I want to compute the pairwise distances of 57832 vectors. Each vector has 200 dimensions. I am using pdist to compute the distances.
from scipy.spatial.distance import pdist
pairwise_distances = pdist(X, 'cosine')
# pdist is supposed to return a numpy array with shape (57832*57831,).
However, this causes a memory error.
Traceback (most recent call last):
File "/home/munichong/git/DomainClassification/NameSuggestion@Verisign/classification_DMOZ/main.py", line 101, in <module>
result_clustering = clf_clustering.getCVResult(shuffle)
File "/home/munichong/git/DomainClassification/NameSuggestion@Verisign/classification_DMOZ/ClusteringBasedClassification.py", line 158, in getCVResult
self.centroids_of_categories(X_train, y_train)
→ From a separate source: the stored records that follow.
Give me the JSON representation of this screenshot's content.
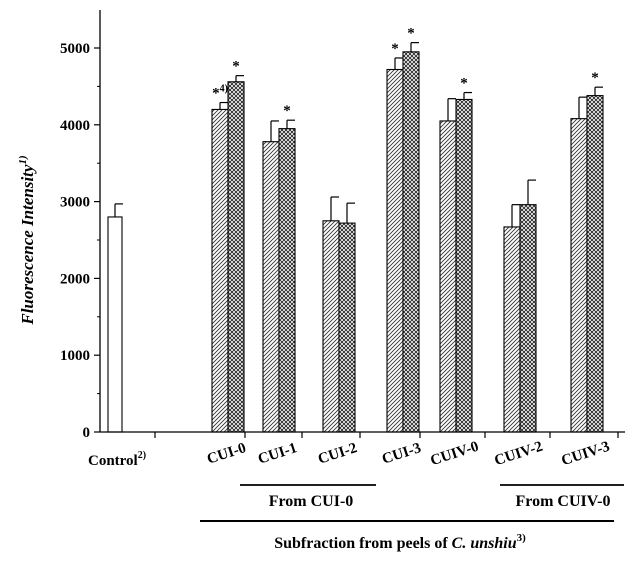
{
  "chart_data": {
    "type": "bar",
    "ylabel": "Fluorescence Intensity",
    "ylabel_sup": "1)",
    "xlabel": "Subfraction from peels of ",
    "xlabel_italic": "C. unshiu",
    "xlabel_sup": "3)",
    "ylim": [
      0,
      5500
    ],
    "yticks": [
      0,
      1000,
      2000,
      3000,
      4000,
      5000
    ],
    "grid": false,
    "control": {
      "label": "Control",
      "label_sup": "2)",
      "value": 2800,
      "error": 170
    },
    "categories": [
      "CUI-0",
      "CUI-1",
      "CUI-2",
      "CUI-3",
      "CUIV-0",
      "CUIV-2",
      "CUIV-3"
    ],
    "series": [
      {
        "pattern": "hatched",
        "values": [
          4200,
          3780,
          2750,
          4720,
          4050,
          2670,
          4080
        ],
        "errors": [
          90,
          270,
          310,
          150,
          290,
          290,
          280
        ],
        "significance": [
          "*4)",
          "",
          "",
          "*",
          "",
          "",
          ""
        ]
      },
      {
        "pattern": "crosshatched",
        "values": [
          4560,
          3950,
          2720,
          4950,
          4330,
          2960,
          4380
        ],
        "errors": [
          80,
          110,
          260,
          120,
          90,
          320,
          110
        ],
        "significance": [
          "*",
          "*",
          "",
          "*",
          "*",
          "",
          "*"
        ]
      }
    ],
    "groups": [
      {
        "label": "From CUI-0",
        "from": 1,
        "to": 3
      },
      {
        "label": "From CUIV-0",
        "from": 5,
        "to": 6
      }
    ]
  }
}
File "/home/munichong/git/DomainClassification/NameSuggestion@Verisign/classification_DMOZ/ClusteringBasedClassification.py", line 103, in centroids_of_categories
cat_centroids.append( self.dpc.centroids(X_in_this_cat) )
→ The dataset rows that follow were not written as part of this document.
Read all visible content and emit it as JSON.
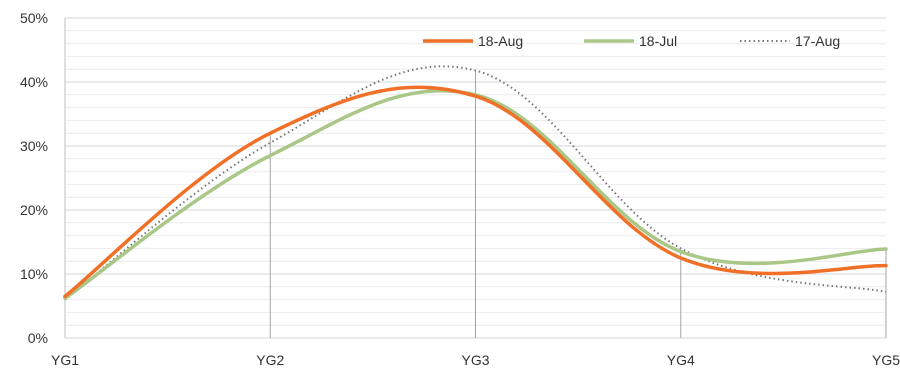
{
  "chart_data": {
    "type": "line",
    "title": "",
    "xlabel": "",
    "ylabel": "",
    "categories": [
      "YG1",
      "YG2",
      "YG3",
      "YG4",
      "YG5"
    ],
    "ylim": [
      0,
      50
    ],
    "yticks": [
      0,
      10,
      20,
      30,
      40,
      50
    ],
    "y_tick_labels": [
      "0%",
      "10%",
      "20%",
      "30%",
      "40%",
      "50%"
    ],
    "grid": true,
    "legend_position": "top-right",
    "series": [
      {
        "name": "18-Aug",
        "values": [
          6.5,
          32.0,
          37.8,
          12.5,
          11.3
        ],
        "color": "#f07027",
        "style": "solid"
      },
      {
        "name": "18-Jul",
        "values": [
          6.2,
          28.5,
          38.0,
          13.5,
          13.9
        ],
        "color": "#a9c786",
        "style": "solid"
      },
      {
        "name": "17-Aug",
        "values": [
          6.0,
          30.5,
          41.8,
          14.0,
          7.2
        ],
        "color": "#767676",
        "style": "dotted"
      }
    ]
  }
}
File "/home/munichong/git/DomainClassification/NameSuggestion@Verisign/classification_DMOZ/ClusteringBasedClassification.py", line 23, in centroids
distance_dict, rho_dict = self.compute_distances_and_rhos(X)
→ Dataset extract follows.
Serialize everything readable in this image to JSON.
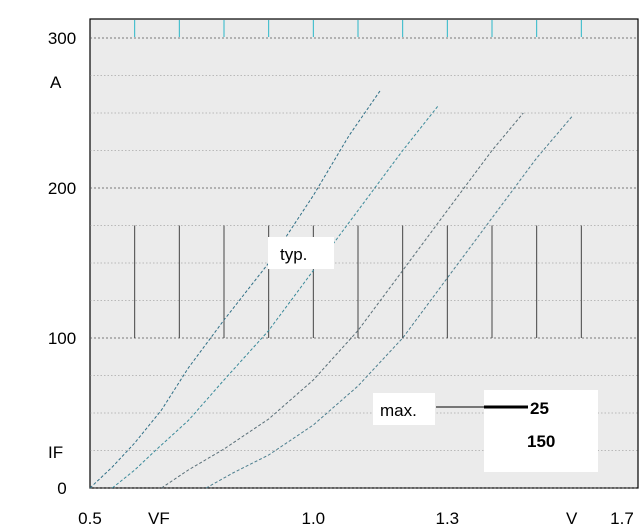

File "/home/munichong/git/DomainClassification/NameSuggestion@Verisign/classification_DMOZ/ClusteringBasedClassification.py", line 59, in compute_distances_and_rhos
pairwise_distances = pdist(X, 'cosine')
File "/usr/local/lib/python2.7/dist-packages/scipy/spatial/distance.py", line 1185, in pdist
dm = np.zeros((m * (m - 1)) // 2, dtype=np.double)
MemoryError
The RAM of my laptop is 16GB. How should I fix it? Or is there any better way?